Once again, LADEE defied the odds. When it emerged from Earth's shadow, the heaters and batteries powered back up and kept LADEE going for a few more science-filled days before its final daring pass sealed its fate. 

During impact, engineers believe the small spacecraft broke apart, heating up several hundred degrees – or even vaporizing – at the surface. Any material that remained is likely buried in shallow craters. NASA mission controllers are still working to determine the exact time and location of LADEE's final impact. With luck, the Lunar Reconnaissance Orbiter will photograph the impact site. 

"It's bittersweet, knowing we have received the final transmission from the LADEE spacecraft," says Dr. Hine of Ames. LADEE was built in-house at Ames, and its instruments "stayed in constant contact as it circled the moon for the last several months," he said. In addition to the lunar observations it sent scientists, LADEE communicated with the general public through tweets, like this one sent a few weeks ago:

LADEE's journey began on Sept. 6, when it launched (along with a photobombing frog) from the Wallops Flight Facility in Virginia. LADEE reached the moon Oct. 6 and began gathering science data on Nov. 10. It completed its primary mission on March 1, then began its serendipitous extended mission. If it had survived Thursday's kamikaze run, it would have completely run out of fuel and coasted to a crash-landing sometime Monday.

LADEE measured the moon's almost non-existent atmosphere – technically, the "surface boundary exosphere" – and looked for evidence of a lunar water cycle. In addition, scientists are analyzing LADEE's data in hopes of solving a long-standing mystery: What caused the pre-sunrise glow seen above the lunar horizon on several Apollo missions? LADEE also carried an experiment in two-way communication via laser, instead of the standard radio waves.

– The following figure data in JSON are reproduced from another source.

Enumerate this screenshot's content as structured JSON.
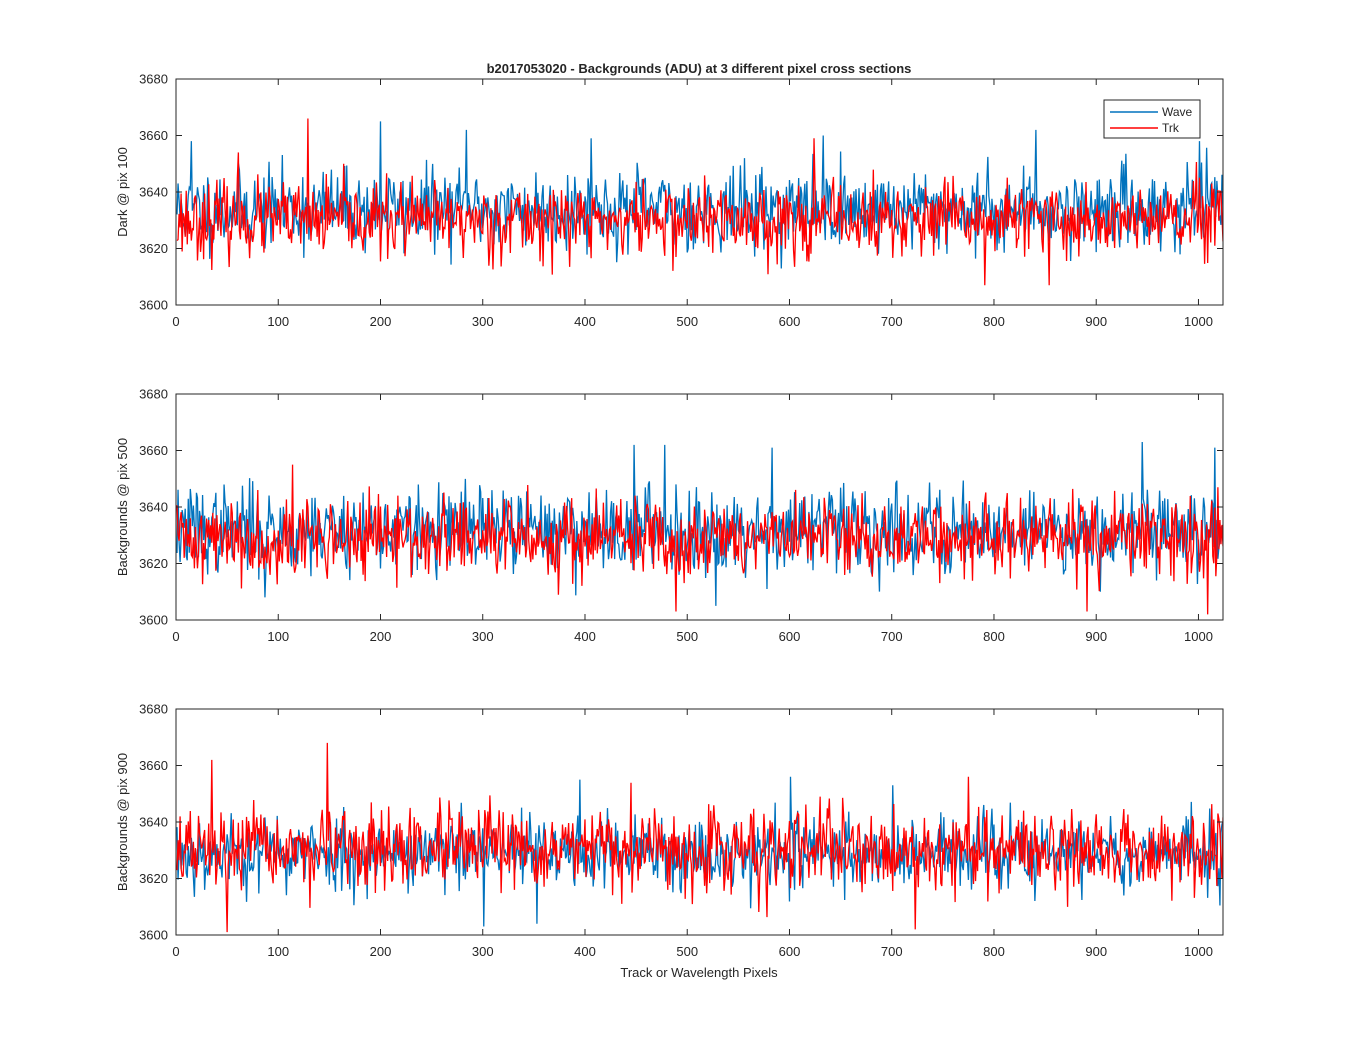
{
  "title": "b2017053020 - Backgrounds (ADU) at 3 different pixel cross sections",
  "xlabel": "Track or Wavelength Pixels",
  "legend": [
    "Wave",
    "Trk"
  ],
  "colors": {
    "Wave": "#0072bd",
    "Trk": "#ff0000",
    "axes": "#262626",
    "background": "#ffffff"
  },
  "chart_data": [
    {
      "type": "line",
      "ylabel": "Dark @ pix 100",
      "xlim": [
        0,
        1024
      ],
      "ylim": [
        3600,
        3680
      ],
      "xticks": [
        0,
        100,
        200,
        300,
        400,
        500,
        600,
        700,
        800,
        900,
        1000
      ],
      "yticks": [
        3600,
        3620,
        3640,
        3660,
        3680
      ],
      "legend_position": "top-right",
      "series": [
        {
          "name": "Wave",
          "n_points": 1024,
          "mean": 3634,
          "std": 7,
          "min": 3610,
          "max": 3665,
          "seed": 11,
          "features": [
            [
              14,
              3658
            ],
            [
              199,
              3665
            ],
            [
              283,
              3662
            ],
            [
              405,
              3659
            ],
            [
              632,
              3660
            ],
            [
              840,
              3662
            ],
            [
              1000,
              3658
            ]
          ]
        },
        {
          "name": "Trk",
          "n_points": 1024,
          "mean": 3630,
          "std": 6.5,
          "min": 3607,
          "max": 3666,
          "seed": 23,
          "features": [
            [
              128,
              3666
            ],
            [
              60,
              3654
            ],
            [
              623,
              3659
            ],
            [
              790,
              3607
            ],
            [
              853,
              3607
            ],
            [
              1012,
              3643
            ]
          ]
        }
      ]
    },
    {
      "type": "line",
      "ylabel": "Backgrounds @ pix 500",
      "xlim": [
        0,
        1024
      ],
      "ylim": [
        3600,
        3680
      ],
      "xticks": [
        0,
        100,
        200,
        300,
        400,
        500,
        600,
        700,
        800,
        900,
        1000
      ],
      "yticks": [
        3600,
        3620,
        3640,
        3660,
        3680
      ],
      "series": [
        {
          "name": "Wave",
          "n_points": 1024,
          "mean": 3632,
          "std": 7.5,
          "min": 3605,
          "max": 3663,
          "seed": 37,
          "features": [
            [
              86,
              3608
            ],
            [
              447,
              3662
            ],
            [
              477,
              3662
            ],
            [
              582,
              3661
            ],
            [
              944,
              3663
            ],
            [
              1015,
              3661
            ],
            [
              527,
              3605
            ]
          ]
        },
        {
          "name": "Trk",
          "n_points": 1024,
          "mean": 3629,
          "std": 7,
          "min": 3602,
          "max": 3655,
          "seed": 41,
          "features": [
            [
              113,
              3655
            ],
            [
              488,
              3603
            ],
            [
              890,
              3603
            ],
            [
              1008,
              3602
            ],
            [
              1018,
              3647
            ]
          ]
        }
      ]
    },
    {
      "type": "line",
      "ylabel": "Backgrounds @ pix 900",
      "xlim": [
        0,
        1024
      ],
      "ylim": [
        3600,
        3680
      ],
      "xticks": [
        0,
        100,
        200,
        300,
        400,
        500,
        600,
        700,
        800,
        900,
        1000
      ],
      "yticks": [
        3600,
        3620,
        3640,
        3660,
        3680
      ],
      "series": [
        {
          "name": "Wave",
          "n_points": 1024,
          "mean": 3629,
          "std": 6.5,
          "min": 3603,
          "max": 3656,
          "seed": 53,
          "features": [
            [
              300,
              3603
            ],
            [
              352,
              3604
            ],
            [
              394,
              3655
            ],
            [
              600,
              3656
            ],
            [
              700,
              3653
            ]
          ]
        },
        {
          "name": "Trk",
          "n_points": 1024,
          "mean": 3630,
          "std": 7,
          "min": 3601,
          "max": 3668,
          "seed": 67,
          "features": [
            [
              34,
              3662
            ],
            [
              49,
              3601
            ],
            [
              147,
              3668
            ],
            [
              722,
              3602
            ],
            [
              774,
              3656
            ],
            [
              1018,
              3643
            ]
          ]
        }
      ]
    }
  ]
}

The Lunar Laser Communication Demonstration successfully transmitted data over the 239,000 miles from the moon to the Earth at a record-breaking download rate of 622 megabits-per-second (Mbps) and from the Earth to the moon with an error-free data upload rate of 20 Mbps.

"LADEE was a mission of firsts, achieving yet another first by successfully flying more than 100 orbits at extremely low altitudes," said Joan Salute, a LADEE program executive. "Although a risky decision, we're already seeing evidence that the risk was worth taking.”